Imperialismo - Imperialism

Perché la Russia non è un paese imperialista secondo i 5 principi di Lenin

Il dibattito sull’imperialismo accompagna da oltre un secolo le lotte politiche e teoriche della sinistra mondiale. Oggi, soprattutto in Europa e negli Stati Uniti, una parte della sinistra ha adottato la narrativa secondo cui la Russia sarebbe una potenza imperialista. Ma questa lettura, se confrontata con i criteri oggettivi fissati da Lenin nel suo saggio L’imperialismo, fase suprema del capitalismo (1916), risulta profondamente errata.

A ribadirlo è Christopher Helali, segretario internazionale del Partito Comunista degli Stati Uniti, che in una recente dichiarazione ha chiarito la differenza tra l’imperialismo vero e il ruolo attuale della Russia:

L’imperialismo è stato una caratteristica fondamentale del sistema internazionale negli ultimi secoli. Come Lenin ha descritto con chiarezza, esso rappresenta una fase del capitalismo. Lenin ha individuato alcuni aspetti centrali dell’imperialismo: l’emergere dei monopoli, il capitale finanziario, l’esportazione di capitali, le ambizioni territoriali e la divisione del mondo.
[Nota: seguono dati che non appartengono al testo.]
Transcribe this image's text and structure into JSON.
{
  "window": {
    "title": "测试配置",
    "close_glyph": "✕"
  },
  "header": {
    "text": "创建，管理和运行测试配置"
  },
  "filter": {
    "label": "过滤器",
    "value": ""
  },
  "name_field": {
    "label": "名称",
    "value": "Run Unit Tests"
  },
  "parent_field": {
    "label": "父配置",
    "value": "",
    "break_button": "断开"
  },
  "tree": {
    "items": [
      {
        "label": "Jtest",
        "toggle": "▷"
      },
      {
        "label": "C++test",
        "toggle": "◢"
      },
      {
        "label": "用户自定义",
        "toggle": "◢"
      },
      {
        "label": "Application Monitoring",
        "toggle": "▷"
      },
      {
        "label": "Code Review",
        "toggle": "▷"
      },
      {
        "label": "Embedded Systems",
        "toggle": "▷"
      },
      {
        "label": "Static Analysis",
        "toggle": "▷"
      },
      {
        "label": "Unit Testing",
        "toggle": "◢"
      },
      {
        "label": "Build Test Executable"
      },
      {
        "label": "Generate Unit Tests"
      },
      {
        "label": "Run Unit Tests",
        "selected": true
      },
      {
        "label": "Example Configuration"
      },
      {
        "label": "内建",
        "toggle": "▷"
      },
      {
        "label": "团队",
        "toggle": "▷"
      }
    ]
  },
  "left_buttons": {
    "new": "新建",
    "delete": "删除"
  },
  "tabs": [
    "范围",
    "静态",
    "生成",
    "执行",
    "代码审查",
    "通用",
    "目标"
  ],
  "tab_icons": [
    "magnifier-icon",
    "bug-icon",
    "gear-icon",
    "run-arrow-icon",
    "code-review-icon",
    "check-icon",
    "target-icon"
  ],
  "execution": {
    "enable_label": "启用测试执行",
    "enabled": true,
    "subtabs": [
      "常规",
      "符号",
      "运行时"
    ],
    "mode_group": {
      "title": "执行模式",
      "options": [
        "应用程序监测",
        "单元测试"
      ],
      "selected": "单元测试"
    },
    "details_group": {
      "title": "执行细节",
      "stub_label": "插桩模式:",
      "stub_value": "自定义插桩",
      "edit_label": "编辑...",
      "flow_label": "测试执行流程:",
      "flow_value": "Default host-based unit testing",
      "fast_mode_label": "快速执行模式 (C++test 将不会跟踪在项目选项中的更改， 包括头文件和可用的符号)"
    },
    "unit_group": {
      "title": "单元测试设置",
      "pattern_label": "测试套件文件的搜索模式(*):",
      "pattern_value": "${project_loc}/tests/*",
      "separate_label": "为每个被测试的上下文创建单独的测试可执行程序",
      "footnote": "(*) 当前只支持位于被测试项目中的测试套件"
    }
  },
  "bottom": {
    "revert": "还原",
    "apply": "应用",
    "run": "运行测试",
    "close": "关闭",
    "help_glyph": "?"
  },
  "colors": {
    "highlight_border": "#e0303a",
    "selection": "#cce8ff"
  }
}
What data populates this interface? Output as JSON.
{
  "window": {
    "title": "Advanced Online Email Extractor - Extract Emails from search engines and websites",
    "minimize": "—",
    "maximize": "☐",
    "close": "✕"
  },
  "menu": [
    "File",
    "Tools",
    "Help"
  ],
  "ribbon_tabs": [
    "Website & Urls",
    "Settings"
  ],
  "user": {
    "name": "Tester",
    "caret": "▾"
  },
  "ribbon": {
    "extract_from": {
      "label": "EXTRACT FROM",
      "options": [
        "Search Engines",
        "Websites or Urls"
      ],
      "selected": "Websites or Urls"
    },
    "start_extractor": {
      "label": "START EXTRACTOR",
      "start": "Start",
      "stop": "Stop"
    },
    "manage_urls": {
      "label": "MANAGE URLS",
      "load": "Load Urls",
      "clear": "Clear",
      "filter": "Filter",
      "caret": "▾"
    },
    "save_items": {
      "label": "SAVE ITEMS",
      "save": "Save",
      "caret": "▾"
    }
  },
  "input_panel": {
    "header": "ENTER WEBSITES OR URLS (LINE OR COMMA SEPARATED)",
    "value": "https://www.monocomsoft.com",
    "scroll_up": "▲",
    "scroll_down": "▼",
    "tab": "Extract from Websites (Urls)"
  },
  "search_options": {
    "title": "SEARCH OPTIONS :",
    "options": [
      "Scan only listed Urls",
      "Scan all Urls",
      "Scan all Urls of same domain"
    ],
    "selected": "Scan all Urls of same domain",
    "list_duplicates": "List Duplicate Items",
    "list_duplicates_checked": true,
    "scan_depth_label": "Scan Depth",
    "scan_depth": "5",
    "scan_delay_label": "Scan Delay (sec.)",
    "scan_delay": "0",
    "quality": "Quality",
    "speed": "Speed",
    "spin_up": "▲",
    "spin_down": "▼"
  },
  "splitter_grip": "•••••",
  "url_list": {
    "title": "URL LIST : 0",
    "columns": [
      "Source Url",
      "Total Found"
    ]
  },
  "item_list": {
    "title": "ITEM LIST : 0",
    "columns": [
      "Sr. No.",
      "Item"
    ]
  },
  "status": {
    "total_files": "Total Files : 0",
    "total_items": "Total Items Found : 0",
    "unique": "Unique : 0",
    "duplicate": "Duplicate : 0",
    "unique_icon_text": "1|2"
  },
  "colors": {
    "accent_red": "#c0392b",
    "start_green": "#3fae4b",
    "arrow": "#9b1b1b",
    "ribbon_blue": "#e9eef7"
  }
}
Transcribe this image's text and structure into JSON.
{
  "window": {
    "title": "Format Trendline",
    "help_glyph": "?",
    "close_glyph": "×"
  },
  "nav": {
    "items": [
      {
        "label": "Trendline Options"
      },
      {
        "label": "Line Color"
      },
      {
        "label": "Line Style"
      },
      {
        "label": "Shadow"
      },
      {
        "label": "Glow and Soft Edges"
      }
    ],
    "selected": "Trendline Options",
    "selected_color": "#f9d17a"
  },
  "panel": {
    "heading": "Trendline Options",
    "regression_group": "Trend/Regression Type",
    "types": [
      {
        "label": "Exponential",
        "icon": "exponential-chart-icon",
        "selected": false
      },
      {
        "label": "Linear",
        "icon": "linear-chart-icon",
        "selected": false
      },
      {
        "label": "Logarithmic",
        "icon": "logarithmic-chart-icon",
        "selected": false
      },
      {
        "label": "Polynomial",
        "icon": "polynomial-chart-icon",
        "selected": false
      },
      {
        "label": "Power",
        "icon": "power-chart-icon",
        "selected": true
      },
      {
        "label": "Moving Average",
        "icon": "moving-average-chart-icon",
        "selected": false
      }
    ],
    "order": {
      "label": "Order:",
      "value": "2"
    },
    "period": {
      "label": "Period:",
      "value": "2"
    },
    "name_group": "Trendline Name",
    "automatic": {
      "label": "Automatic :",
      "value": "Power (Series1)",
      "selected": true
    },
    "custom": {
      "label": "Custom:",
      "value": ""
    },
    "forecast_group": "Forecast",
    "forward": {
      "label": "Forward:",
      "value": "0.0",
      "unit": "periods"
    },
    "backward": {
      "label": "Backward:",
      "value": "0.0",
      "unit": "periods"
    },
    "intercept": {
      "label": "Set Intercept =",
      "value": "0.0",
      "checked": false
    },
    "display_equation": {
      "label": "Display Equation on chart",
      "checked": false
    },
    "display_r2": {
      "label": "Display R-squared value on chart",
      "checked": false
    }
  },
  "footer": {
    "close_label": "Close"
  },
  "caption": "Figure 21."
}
Oggi, molti a sinistra, soprattutto in Europa e in altri paesi occidentali, definiscono la Russia un paese imperialista. Non c’è nulla di più lontano dalla verità. La Russia non è imperialista. L’unica potenza imperialista realmente esistente oggi è l’asse USA-UE-NATO. Sono gli Stati Uniti ad avere oltre 800 basi e installazioni militari all’estero, contro le circa 20 della Russia. Sono gli Stati Uniti a invadere paesi per rovesciare governi eletti, depredare le loro risorse naturali e imporre come le popolazioni debbano vivere. Sono gli Stati Uniti ad avere la più grande economia del mondo e a considerarsi potenza egemonica. L’economia russa è all’undicesimo posto mondiale per PIL nominale. Non esiste alcun criterio che permetta di definire la Russia come un paese imperialista. È fondamentale combattere questa tendenza nella sinistra, perché essa serve gli interessi del vero asse imperialista, che non solo vuole un cambio di regime a Mosca, ma alimenta il separatismo con l’obiettivo di balcanizzare la Federazione Russa.

Queste parole offrono il punto di partenza per un’analisi rigorosa. Se prendiamo i cinque criteri di Lenin, la Russia non rientra nella definizione di Stato imperialista.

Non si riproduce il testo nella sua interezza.